Ipotesi nuova Rsa privata a Castelnuovo, la Cgil: “Spesa che non ci convince”



Il sindacato: “Tante perplessità, la pandemia inoltre ci ha ricordato quanto servano le strutture pubbliche”
Tante le perplessità che arrivano dal gruppo della Cgil di Lucca in merito al progetto del Comune di Castelnuovo sulla nuova struttura socio sanitaria privata destinata all’uso come Rsa per circa 120 posti.
“Abbiamo appreso che il Comune vuole realizzare, assieme al gruppo Carron Impresa di costruzioni Generali spa, una nuova struttura socio sanitaria privata – scrive la Cgil – Negli anni in Valle del Serchio però, sono state già realizzate strutture congrue alle necessità della zona, con un numero di posti compreso tra i 25 e i 40, in modo da garantirne la funzionalità e il decentramento sul territorio, povero dal punto di vista dei collegamenti”.

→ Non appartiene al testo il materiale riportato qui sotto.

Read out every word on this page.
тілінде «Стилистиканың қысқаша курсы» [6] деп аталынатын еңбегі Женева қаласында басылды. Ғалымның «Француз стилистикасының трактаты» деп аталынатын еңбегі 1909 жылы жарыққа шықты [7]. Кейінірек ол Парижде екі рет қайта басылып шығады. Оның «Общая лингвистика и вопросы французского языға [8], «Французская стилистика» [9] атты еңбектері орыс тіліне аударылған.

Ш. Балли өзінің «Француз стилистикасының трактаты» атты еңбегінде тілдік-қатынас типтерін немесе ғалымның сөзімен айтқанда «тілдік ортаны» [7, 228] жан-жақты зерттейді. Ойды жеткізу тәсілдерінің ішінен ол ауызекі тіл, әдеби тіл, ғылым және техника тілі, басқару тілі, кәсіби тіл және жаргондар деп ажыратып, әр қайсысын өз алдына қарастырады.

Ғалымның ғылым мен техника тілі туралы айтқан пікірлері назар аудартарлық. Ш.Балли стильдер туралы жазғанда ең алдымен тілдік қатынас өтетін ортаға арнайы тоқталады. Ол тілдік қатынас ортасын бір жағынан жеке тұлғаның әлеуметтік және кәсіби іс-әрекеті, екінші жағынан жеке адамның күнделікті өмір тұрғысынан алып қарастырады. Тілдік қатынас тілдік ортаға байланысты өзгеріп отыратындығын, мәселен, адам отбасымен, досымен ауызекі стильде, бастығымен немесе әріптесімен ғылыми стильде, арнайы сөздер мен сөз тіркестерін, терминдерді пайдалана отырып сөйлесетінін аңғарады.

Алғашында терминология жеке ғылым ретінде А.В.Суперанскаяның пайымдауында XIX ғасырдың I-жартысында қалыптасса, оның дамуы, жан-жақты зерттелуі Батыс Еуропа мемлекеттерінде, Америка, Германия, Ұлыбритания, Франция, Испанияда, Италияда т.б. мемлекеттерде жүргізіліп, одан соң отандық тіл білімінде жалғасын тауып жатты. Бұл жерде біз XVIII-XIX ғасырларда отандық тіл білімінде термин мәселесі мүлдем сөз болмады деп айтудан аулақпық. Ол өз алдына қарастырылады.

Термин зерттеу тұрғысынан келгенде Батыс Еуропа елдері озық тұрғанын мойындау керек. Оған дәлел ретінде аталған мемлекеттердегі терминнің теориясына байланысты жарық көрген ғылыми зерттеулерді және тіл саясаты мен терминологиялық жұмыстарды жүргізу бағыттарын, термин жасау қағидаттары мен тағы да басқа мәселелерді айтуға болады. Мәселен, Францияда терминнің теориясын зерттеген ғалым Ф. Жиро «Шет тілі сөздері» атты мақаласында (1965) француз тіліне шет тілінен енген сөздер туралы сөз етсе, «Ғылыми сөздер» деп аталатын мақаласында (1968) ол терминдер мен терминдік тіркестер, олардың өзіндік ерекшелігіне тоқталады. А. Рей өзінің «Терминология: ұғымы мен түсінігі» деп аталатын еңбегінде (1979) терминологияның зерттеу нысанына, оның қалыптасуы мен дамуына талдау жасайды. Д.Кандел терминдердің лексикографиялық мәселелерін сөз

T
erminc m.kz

“La seconda perplessità – scrivono i sindacati – riguarda l’ambito lavorativo del settore socio sanitario, in quanto le Rsa già presenti sul territorio della valle del Serchio garantiscono la risposta alle richieste dell’utenza, tanto che non ci risultano particolari problemi relativi alle liste d’attesa. Questo progetto da 80 posti Rsa, 20 di cure intermedie e 20 di assistenza alle carenze cognitive si porrebbe quindi come concorrenziale con queste piccole realtà già presenti. Peraltro l’attuale organizzazione di queste strutture, in cui sono coinvolte anche le misericordie locali, permette di finanziarne i servizi di soccorso”.

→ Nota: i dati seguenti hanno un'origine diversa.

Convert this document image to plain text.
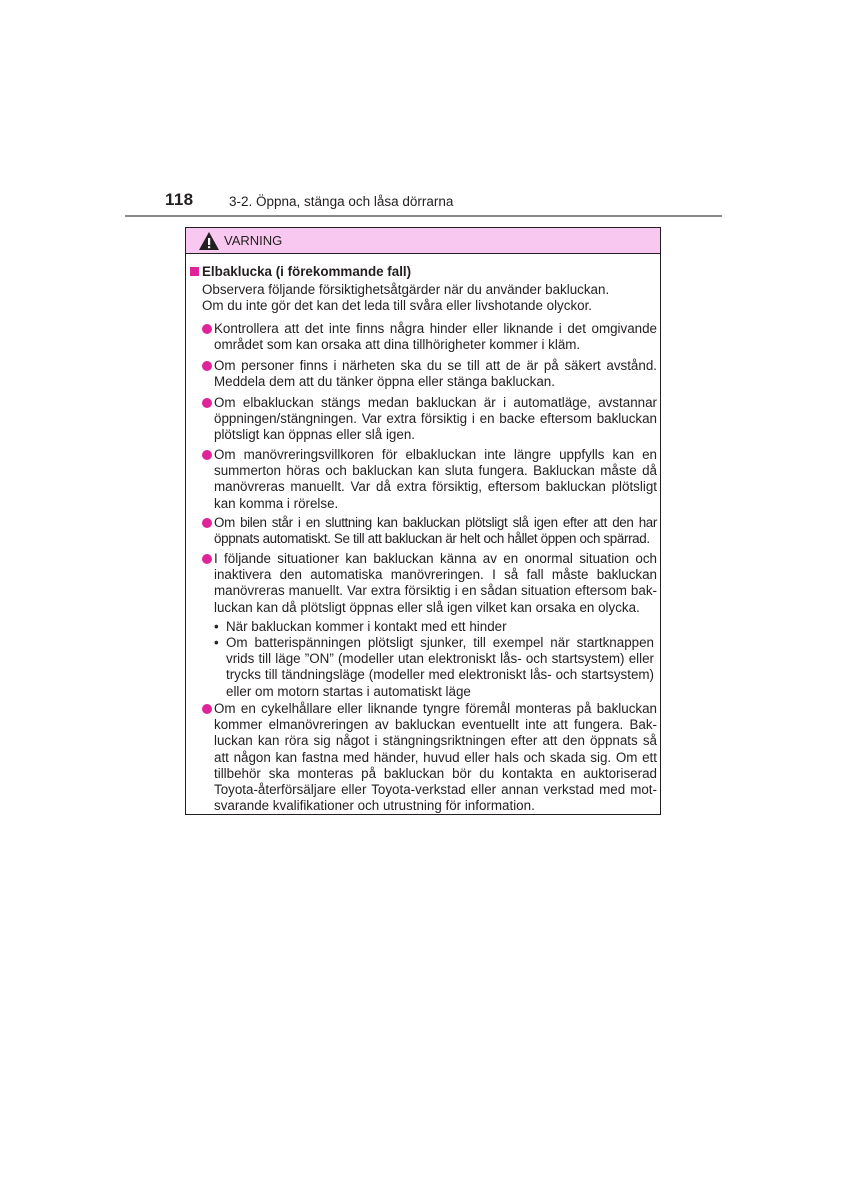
118	3-2. Öppna, stänga och låsa dörrarna
VARNING
Elbaklucka (i förekommande fall)
Observera följande försiktighetsåtgärder när du använder bakluckan.
Om du inte gör det kan det leda till svåra eller livshotande olyckor.
Kontrollera att det inte finns några hinder eller liknande i det omgivande området som kan orsaka att dina tillhörigheter kommer i kläm.
Om personer finns i närheten ska du se till att de är på säkert avstånd. Meddela dem att du tänker öppna eller stänga bakluckan.
Om elbakluckan stängs medan bakluckan är i automatläge, avstannar öppningen/stängningen. Var extra försiktig i en backe eftersom bakluckan plötsligt kan öppnas eller slå igen.
Om manövreringsvillkoren för elbakluckan inte längre uppfylls kan en summerton höras och bakluckan kan sluta fungera. Bakluckan måste då manövreras manuellt. Var då extra försiktig, eftersom bakluckan plötsligt kan komma i rörelse.
Om bilen står i en sluttning kan bakluckan plötsligt slå igen efter att den har öppnats automatiskt. Se till att bakluckan är helt och hållet öppen och spärrad.
I följande situationer kan bakluckan känna av en onormal situation och inaktivera den automatiska manövreringen. I så fall måste bakluckan manövreras manuellt. Var extra försiktig i en sådan situation eftersom bakluckan kan då plötsligt öppnas eller slå igen vilket kan orsaka en olycka.
• När bakluckan kommer i kontakt med ett hinder
• Om batterispänningen plötsligt sjunker, till exempel när startknappen vrids till läge ”ON” (modeller utan elektroniskt lås- och startsystem) eller trycks till tändningsläge (modeller med elektroniskt lås- och startsystem) eller om motorn startas i automatiskt läge
Om en cykelhållare eller liknande tyngre föremål monteras på bakluckan kommer elmanövreringen av bakluckan eventuellt inte att fungera. Bakluckan kan röra sig något i stängningsriktningen efter att den öppnats så att någon kan fastna med händer, huvud eller hals och skada sig. Om ett tillbehör ska monteras på bakluckan bör du kontakta en auktoriserad Toyota-återförsäljare eller Toyota-verkstad eller annan verkstad med motsvarande kvalifikationer och utrustning för information.
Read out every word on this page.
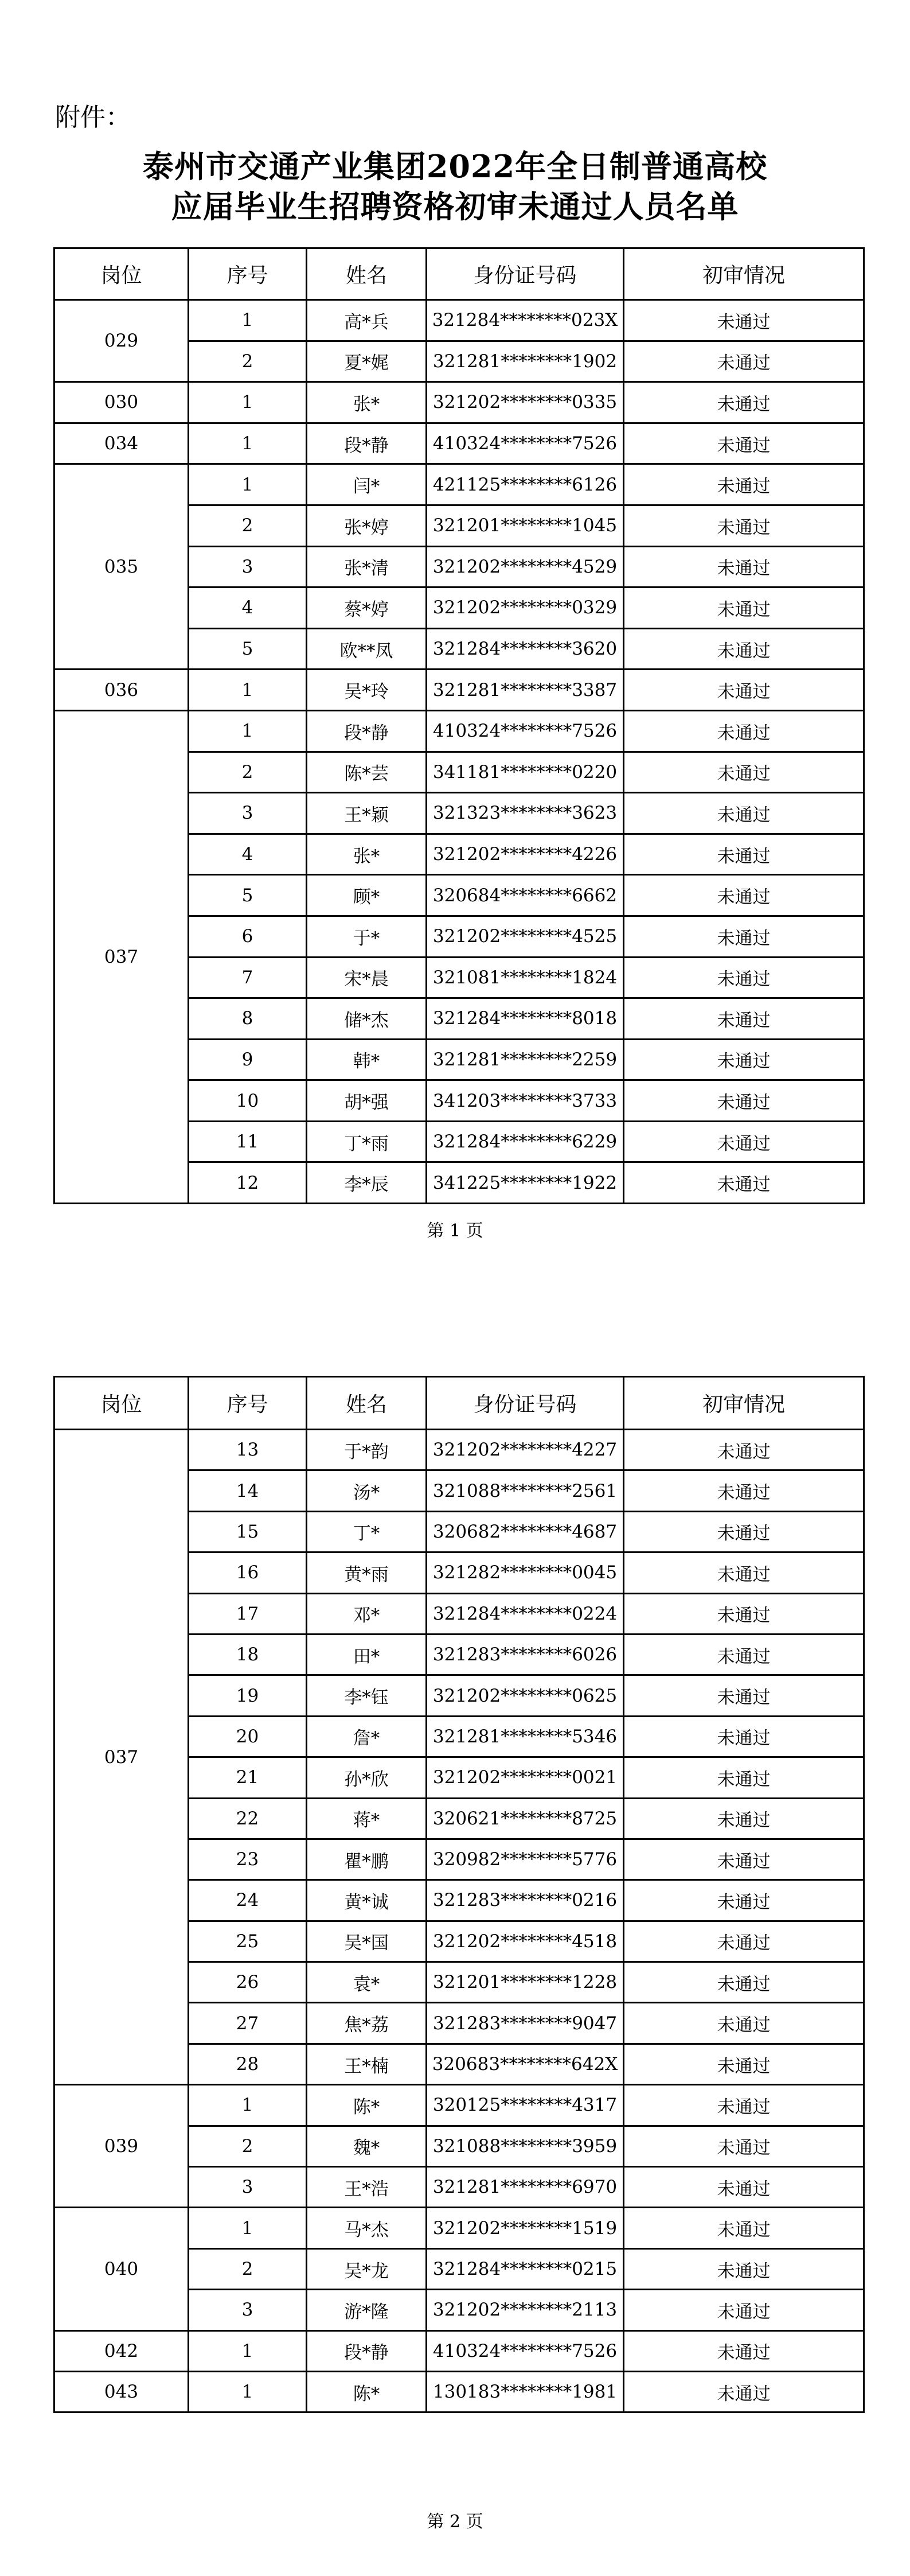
附件：
泰州市交通产业集团2022年全日制普通高校
应届毕业生招聘资格初审未通过人员名单
岗位	序号	姓名	身份证号码	初审情况
029	1	高*兵	321284********023X	未通过
	2	夏*娓	321281********1902	未通过
030	1	张*	321202********0335	未通过
034	1	段*静	410324********7526	未通过
035	1	闫*	421125********6126	未通过
	2	张*婷	321201********1045	未通过
	3	张*清	321202********4529	未通过
	4	蔡*婷	321202********0329	未通过
	5	欧**凤	321284********3620	未通过
036	1	吴*玲	321281********3387	未通过
037	1	段*静	410324********7526	未通过
	2	陈*芸	341181********0220	未通过
	3	王*颖	321323********3623	未通过
	4	张*	321202********4226	未通过
	5	顾*	320684********6662	未通过
	6	于*	321202********4525	未通过
	7	宋*晨	321081********1824	未通过
	8	储*杰	321284********8018	未通过
	9	韩*	321281********2259	未通过
	10	胡*强	341203********3733	未通过
	11	丁*雨	321284********6229	未通过
	12	李*辰	341225********1922	未通过
第 1 页
岗位	序号	姓名	身份证号码	初审情况
037	13	于*韵	321202********4227	未通过
	14	汤*	321088********2561	未通过
	15	丁*	320682********4687	未通过
	16	黄*雨	321282********0045	未通过
	17	邓*	321284********0224	未通过
	18	田*	321283********6026	未通过
	19	李*钰	321202********0625	未通过
	20	詹*	321281********5346	未通过
	21	孙*欣	321202********0021	未通过
	22	蒋*	320621********8725	未通过
	23	瞿*鹏	320982********5776	未通过
	24	黄*诚	321283********0216	未通过
	25	吴*国	321202********4518	未通过
	26	袁*	321201********1228	未通过
	27	焦*荔	321283********9047	未通过
	28	王*楠	320683********642X	未通过
039	1	陈*	320125********4317	未通过
	2	魏*	321088********3959	未通过
	3	王*浩	321281********6970	未通过
040	1	马*杰	321202********1519	未通过
	2	吴*龙	321284********0215	未通过
	3	游*隆	321202********2113	未通过
042	1	段*静	410324********7526	未通过
043	1	陈*	130183********1981	未通过
第 2 页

“Molte perplessità si pongono anche dal punto di vista occupazionale – spiegano – in quanto se gli ospiti previsti saranno effettivamente 120, il numero di 70 operatori è assolutamente inadeguato alla luce dei parametri regionali per il settore, che ne richiederebbe più di cento. Inoltre l’attuale carenza delle figure professionali richieste espone al rischio che si crei un mercato del lavoro concorrenziale di tipo predatorio nei confronti delle strutture più piccole. A creare ulteriori dubbi è l’economicità del progetto, in primis data l’apparente mancanza di un futuro gestore della struttura. Tramite l’esperienza maturata attraverso il confronto con altri imprenditori del settore, sappiamo che il canone di affitto delle Rsa si aggira mediamente attorno al 6/7 per cento dell’investimento. Se queste percentuali fossero valide anche in questo caso, per il nuovo gestore si prospetterebbero canoni d’affitto troppo elevati per la sostenibilità economica della struttura”.

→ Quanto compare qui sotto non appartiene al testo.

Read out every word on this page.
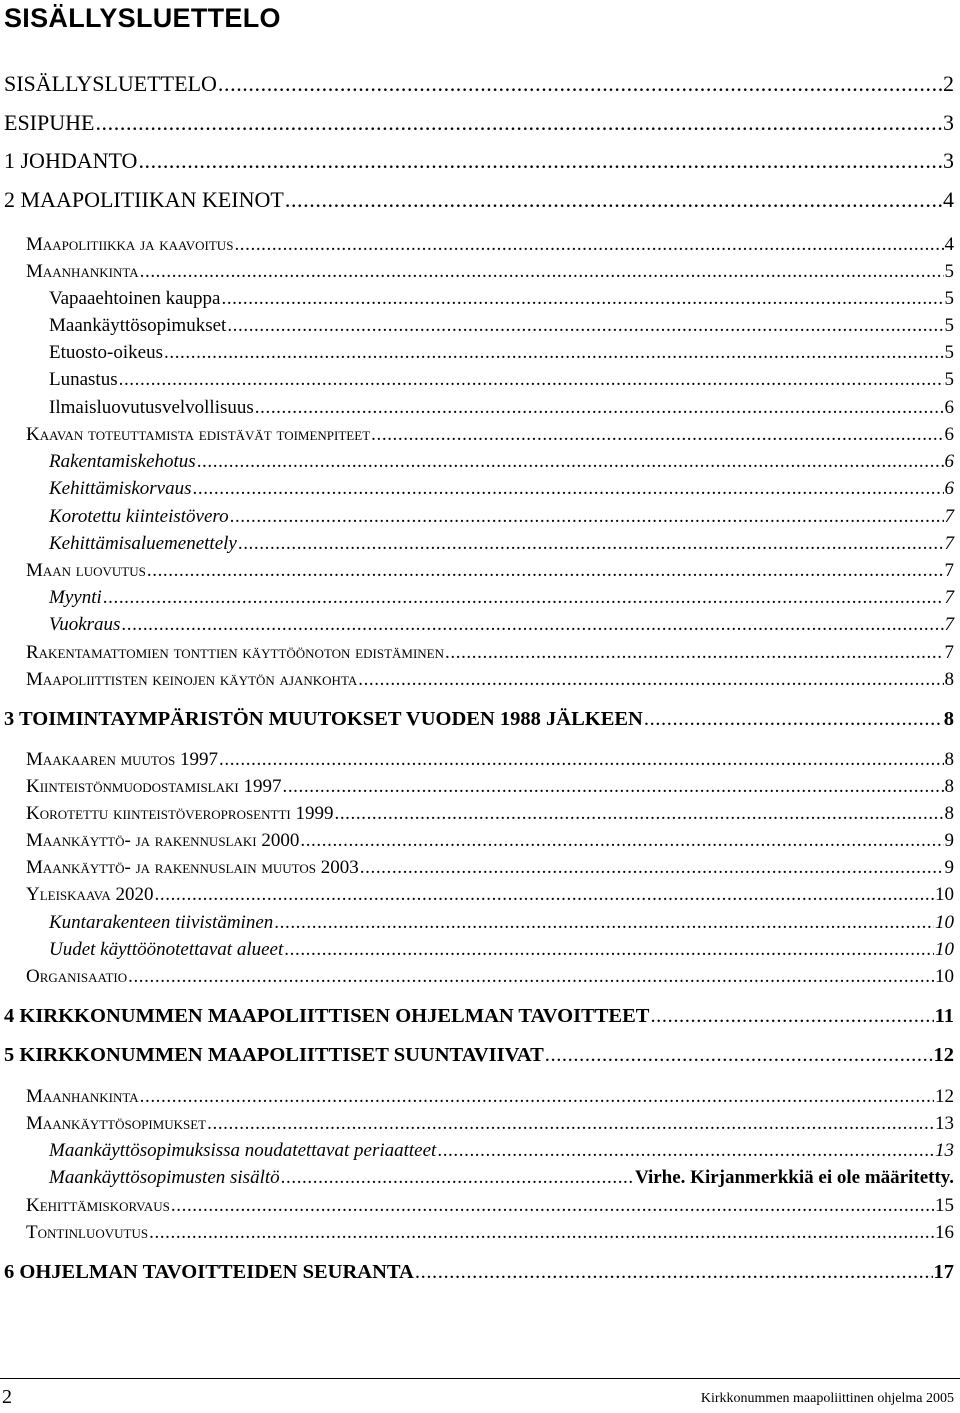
SISÄLLYSLUETTELO
SISÄLLYSLUETTELO .....	2
ESIPUHE .....	3
1 JOHDANTO .....	3
2 MAAPOLITIIKAN KEINOT .....	4
Maapolitiikka ja kaavoitus .....	4
Maanhankinta .....	5
Vapaaehtoinen kauppa .....	5
Maankäyttösopimukset .....	5
Etuosto-oikeus .....	5
Lunastus .....	5
Ilmaisluovutusvelvollisuus .....	6
Kaavan toteuttamista edistävät toimenpiteet .....	6
Rakentamiskehotus .....	6
Kehittämiskorvaus .....	6
Korotettu kiinteistövero .....	7
Kehittämisaluemenettely .....	7
Maan luovutus .....	7
Myynti .....	7
Vuokraus .....	7
Rakentamattomien tonttien käyttöönoton edistäminen .....	7
Maapoliittisten keinojen käytön ajankohta .....	8
3 TOIMINTAYMPÄRISTÖN MUUTOKSET VUODEN 1988 JÄLKEEN .....	8
Maakaaren muutos 1997 .....	8
Kiinteistönmuodostamislaki 1997 .....	8
Korotettu kiinteistöveroprosentti 1999 .....	8
Maankäyttö- ja rakennuslaki 2000 .....	9
Maankäyttö- ja rakennuslain muutos 2003 .....	9
Yleiskaava 2020 .....	10
Kuntarakenteen tiivistäminen .....	10
Uudet käyttöönotettavat alueet .....	10
Organisaatio .....	10
4 KIRKKONUMMEN MAAPOLIITTISEN OHJELMAN TAVOITTEET .....	11
5 KIRKKONUMMEN MAAPOLIITTISET SUUNTAVIIVAT .....	12
Maanhankinta .....	12
Maankäyttösopimukset .....	13
Maankäyttösopimuksissa noudatettavat periaatteet .....	13
Maankäyttösopimusten sisältö .....	Virhe. Kirjanmerkkiä ei ole määritetty.
Kehittämiskorvaus .....	15
Tontinluovutus .....	16
6 OHJELMAN TAVOITTEIDEN SEURANTA .....	17
2	Kirkkonummen maapoliittinen ohjelma 2005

“Infine, come Cgil, riteniamo che la pandemia abbia messo in evidenza la necessità di riportare quanto più possibile i servizi socio sanitari in ambito pubblico – commentano – e la necessità ripensare a un modello socio assistenziale non basandolo quasi esclusivamente sulle Rsa. Si ritiene quindi doveroso ripensare a un modello di assistenza basato sull’alternativa Rsa/’badanti’, progettando la costruzione di una rete di servizi di diverso livello di assistenza, integrati nel territorio e nella rete dei servizi e vicini ai cittadini. Concludendo, il progetto in questione, per come ne siamo a conoscenza, non ci convince. È venuto a mancare completamente il confronto con le parti sociali, che sul territorio rappresentano sia i lavoratori che i cittadini”.